Français à l’étranger: Quand et pourquoi le lycée international de Londres Winston Churchill a-t-il été créé ?
Mireille Rabaté : Notre établissement a ouvert en septembre 2015 dans des bâtiments achetés par la fondation French Education Charitable Trust (FECT). L’idée était d’offrir la possibilité de passer le baccalauréat français à un plus grand nombre d’élèves, qu’ils soient Français ou étrangers. À l’ouverture, notre établissement comptait 460 élèves. Ils sont désormais presque 850, sachant que nous disposons de locaux pour en accueillir jusqu’à 1200. En 2015, nous n’avions pas tous les niveaux. C’est désormais le cas : depuis 2018 nous proposons une scolarité de la petite section de maternelle jusqu’à la terminale. Aujourd’hui, nous comptons 230 élèves en maternelle et primaire, 270 au collège et 345 au lycée. Parmi eux, il y a 56% de Français, 19% de binationaux, 12% de Britanniques et 13% d’internationaux.

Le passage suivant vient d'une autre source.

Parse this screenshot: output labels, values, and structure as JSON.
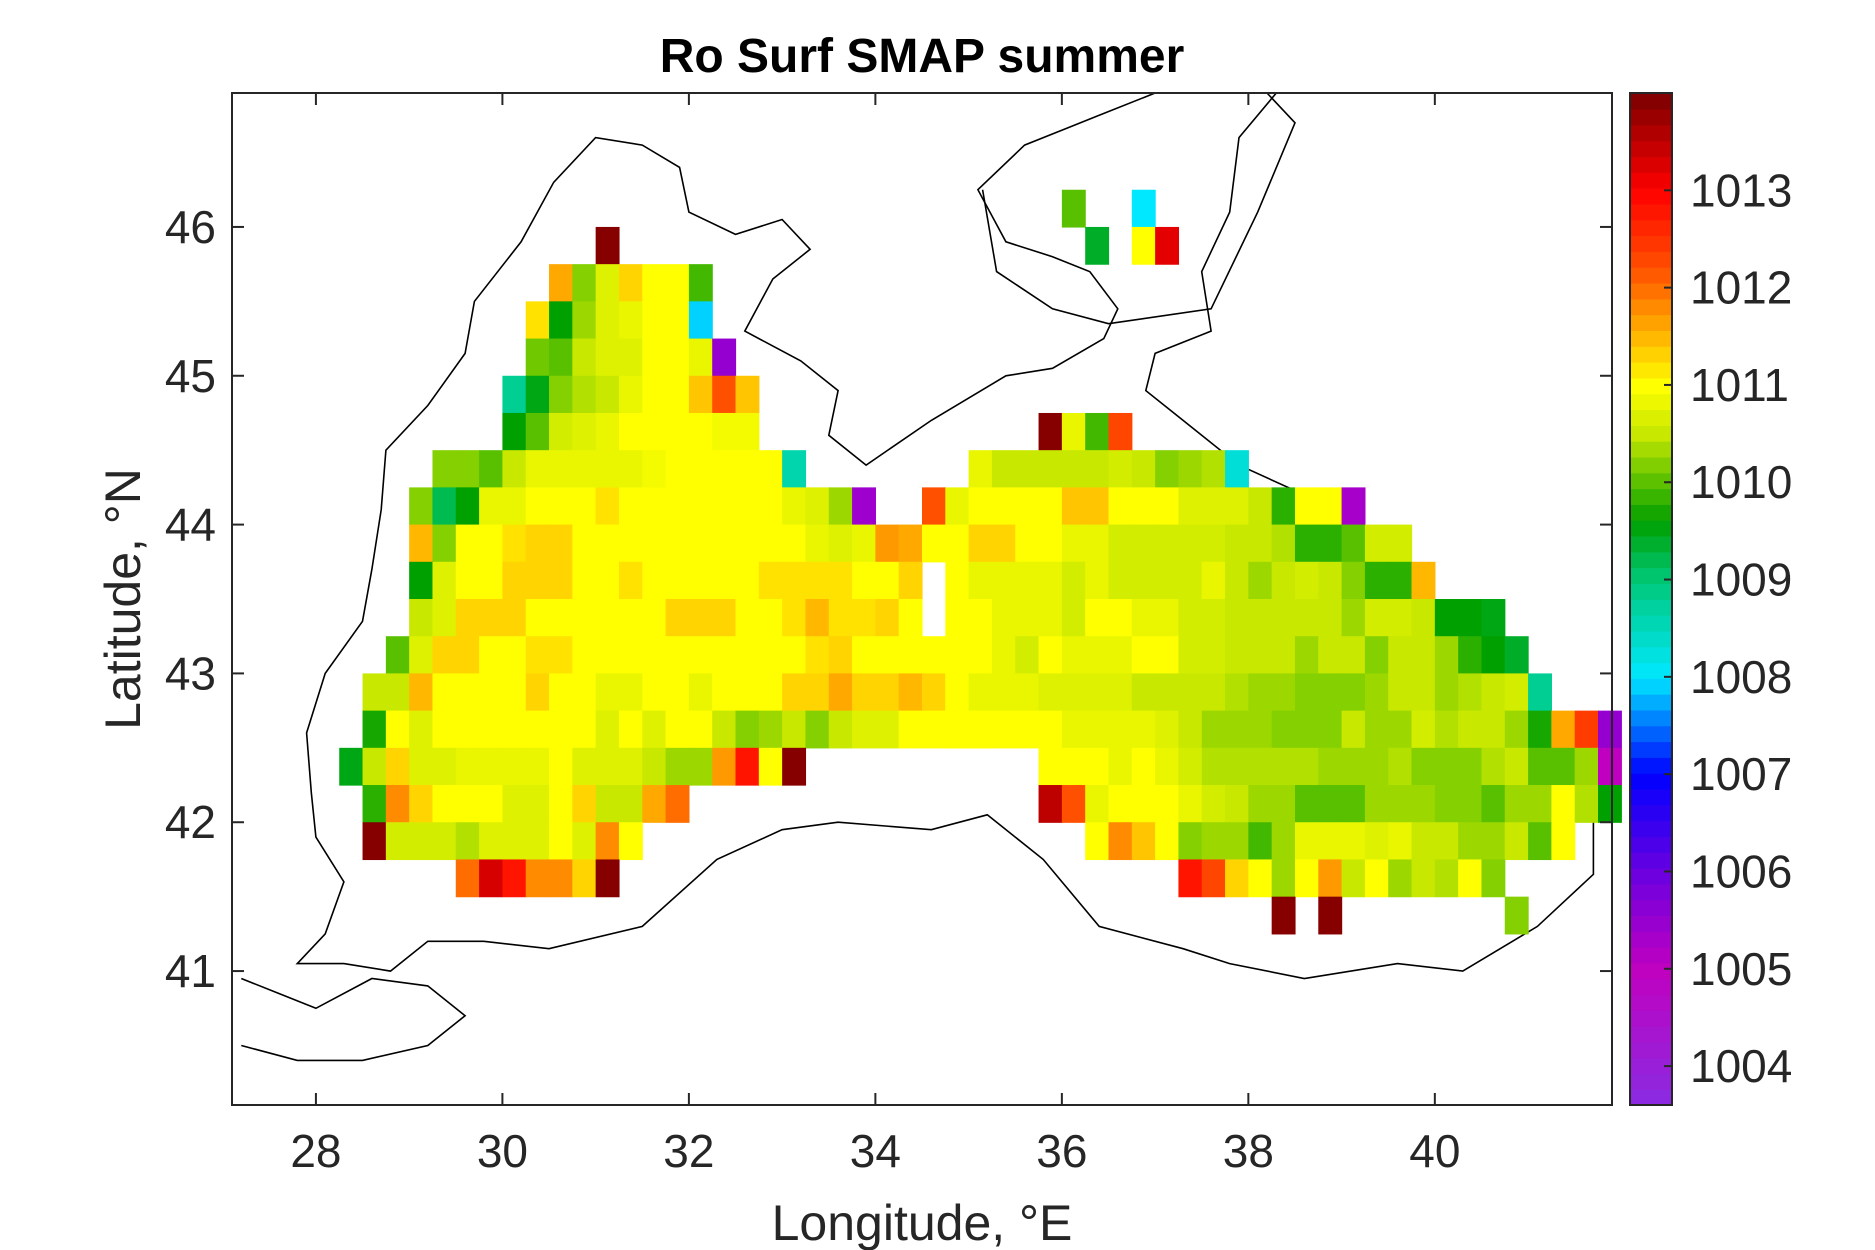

Vous proposez un enseignement bilingue. Comment cet enseignement est-il dispensé en fonction des classes ?
Mireille Rabaté : L’enseignement est totalement bilingue entre 3 et 11 ans. Chaque classe a deux instituteurs : un francophone et un anglophone. Ainsi, les cours sont en anglais le matin et en français l’après-midi, ou inversement. L’objectif est de permettre à chaque élève de penser dans les deux langues et de s’approprier les deux cultures, sachant que certains d’entre eux arrivent dans notre établissement sans parler ni le français, ni l’anglais. À partir de la sixième, ils optent pour une langue dominante. S’ils choisissent le français, c’est pour préparer le baccalauréat français ou le bac français international. Si c’est l’anglais, ils passeront les IGCSE suivi par l’IB, le bac international. Dans les deux cas, ils continuent néanmoins à avoir des cours dans l’autre langue, avec toujours cet objectif d’en faire des adultes totalement bilingues et qui maîtrisent les deux cultures.
Concernant l’ouverture au monde justement, vous avez mis en place des « opening minds classes » (« classes d’ouverture d’esprit » en français, ndlr). De quoi s’agit-il ?
Mireille Rabaté : C’est notre marque de fabrique. Entre la sixième et la troisième, les élèves suivent obligatoirement des cours qui vont au-delà du programme officiel. Les professeurs y enseignent des notions parfois complexes : il y a par exemple eu un cours sur l’histoire anthropologique de la sorcellerie. Un autre portait sur la biologie vue à travers le prisme de la médecine. Ces classes sont en français ou en anglais et les élèves peuvent choisir celles qu’ils veulent suivre. Il n’y a pas de devoirs ni de notes, c’est juste pour le plaisir d’apprendre.
Le bien-être de l’élève est au cœur de votre pédagogie. Comment ?
Mireille Rabaté : L’ensemble de l’équipe pédagogique veille quotidiennement au bien-être des élèves : infirmière, surveillants, etc. Nous avons par ailleurs deux « visiting dogtor », des chiens qui viennent une à deux fois par semaine depuis 2016. Ils sont certifiés et ont été spécialement dressés pour accompagner les adolescents au cours de sessions individuelles ou de groupe : leur présence est très efficace pour combattre le stress et le manque de confiance que peuvent ressentir certains élèves. Cette initiative a beaucoup de succès.
Vous mettez en avant une pédagogie innovante qui mise sur l’autonomie des élèves. Par quels biais ?
Mireille Rabaté : Nous avons à temps plein un directeur de recherche pédagogique. Ensuite, dans notre établissement, les professeurs sont là pour accompagner les élèves dans leur apprentissage, pas pour faire cours. Ils y apprennent à s’interroger sur le monde, à comprendre qu’il y a parfois plusieurs réponses à une question, à se lancer dans des projets, rater, puis s’y remettre. Cela passe par les moments en classe, mais aussi par les activités que nous proposons comme le sport, le jardinage, la musique, etc. Les élèves peuvent par ailleurs prendre des initiatives en créant ou s’inscrivant dans différents clubs : clubs de lecture, d’échecs, de sport, etc. Tous nos élèves peuvent par ailleurs profiter de nos deux hectares d’espaces verts au quotidien.